I never had a child enrolled there, so I am not emotionally attached to the building. However, I feel the school closure will not be worth the projected cost savings.
We have one year to reconfigure five school buildings, physically move teachers and classrooms, and adjust support staff.
This is all while teachers and staff are transitioning to the newly implemented Common Core guidelines and new teacher evaluation standards.
Any one of those changes would be stressful in the best of circumstances.
To combine all three changes at once approaches abuse. The cost to morale, to burnout, to distraction -- and its impact on student learning -- has not been calculated in the "savings."
Changing from three elementary schools to two will impact bus schedules and traffic routes. Young children will be on longer bus rides. Traffic will be heavier at the Northville and Hill and Plain intersections.
While the exploratory committee has looked at this issue, the emotional cost to students and commuters has not been calculated.
No matter what the projected enrollment may be, the class sizes of the 2013-14 Sarah Noble Intermediate School were well above recommended 18-1 ratios.

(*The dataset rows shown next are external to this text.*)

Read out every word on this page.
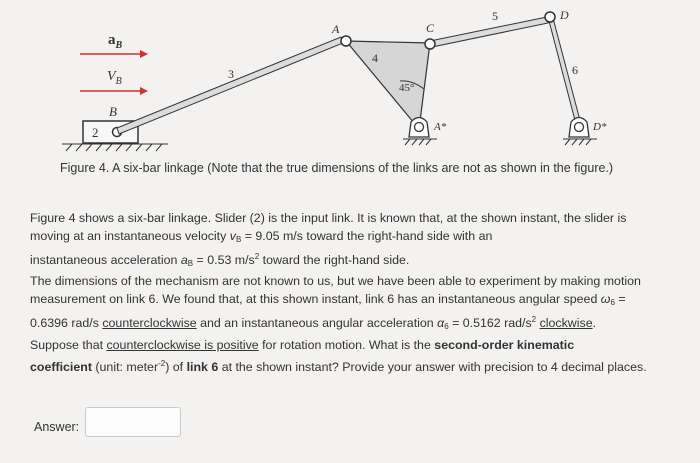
$a_B$
$V_B$
B
2
3
A
4
C
45°
5	D
6
A*	D*
Figure 4. A six-bar linkage (Note that the true dimensions of the links are not as shown in the figure.)
Figure 4 shows a six-bar linkage. Slider (2) is the input link. It is known that, at the shown instant, the slider is
moving at an instantaneous velocity $v_B = 9.05$ m/s toward the right-hand side with an
instantaneous acceleration $a_B = 0.53$ $m/s^2$ toward the right-hand side.
The dimensions of the mechanism are not known to us, but we have been able to experiment by making motion
measurement on link 6. We found that, at this shown instant, link 6 has an instantaneous angular speed $\omega_6$ =
0.6396 rad/s counterclockwise and an instantaneous angular acceleration $\alpha_6 = 0.5162$ rad/$s^2$ clockwise.
Suppose that counterclockwise is positive for rotation motion. What is the second-order kinematic
coefficient (unit: meter$^{-2}$) of link 6 at the shown instant? Provide your answer with precision to 4 decimal places.
Answer:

Grade 4: 333 students, average 22-1.
Grade 5: 343 students, average 23-1.
Grade 6: 368 students, average 24-1.
Last year, SNIS saw 52 students enroll during the school year -- enough to fill nearly three classrooms.
And yet, we will be cutting teachers along with closing a school building.
The larger class sizes impact student learning and test scores, which cost has not been calculated.
We have been told closing Pettibone School will save the schools $650,000 in the first year and $10 million over 10 years.
I remain skeptical the school system will benefit from these savings.
According to state law, a school district that closes one or more schools can reduce its educational budget, meaning the mayor or town council could cut the school budget to below the traditional zero percent increase.
The hidden costs of further underfunding the school system have not been calculated.
I fail to see the economic advantage of yet another empty building or vacant lot on Route 7.
We have land and buildings aplenty there, but no buyers. There has been discussion of the town razing the school to enhance the property value.
That cost has not been calculated.
What about the potential negative impact to the adjacent playground and ballfields?
How are we perceived by outsiders -- or by newcomers shopping to buy homes in our town?
Do we want New Milford to be seen as the ghost town where they closed a school, shut down half the hospital and kicked out the soup kitchen?
Where they built a mall and no one came?
Where half of Main Street is empty? None of this has been calculated.
What can be calculated is that closing Pettibone School is penny-wise, but pound-foolish.
The hidden costs will be dear and difficult to recoup.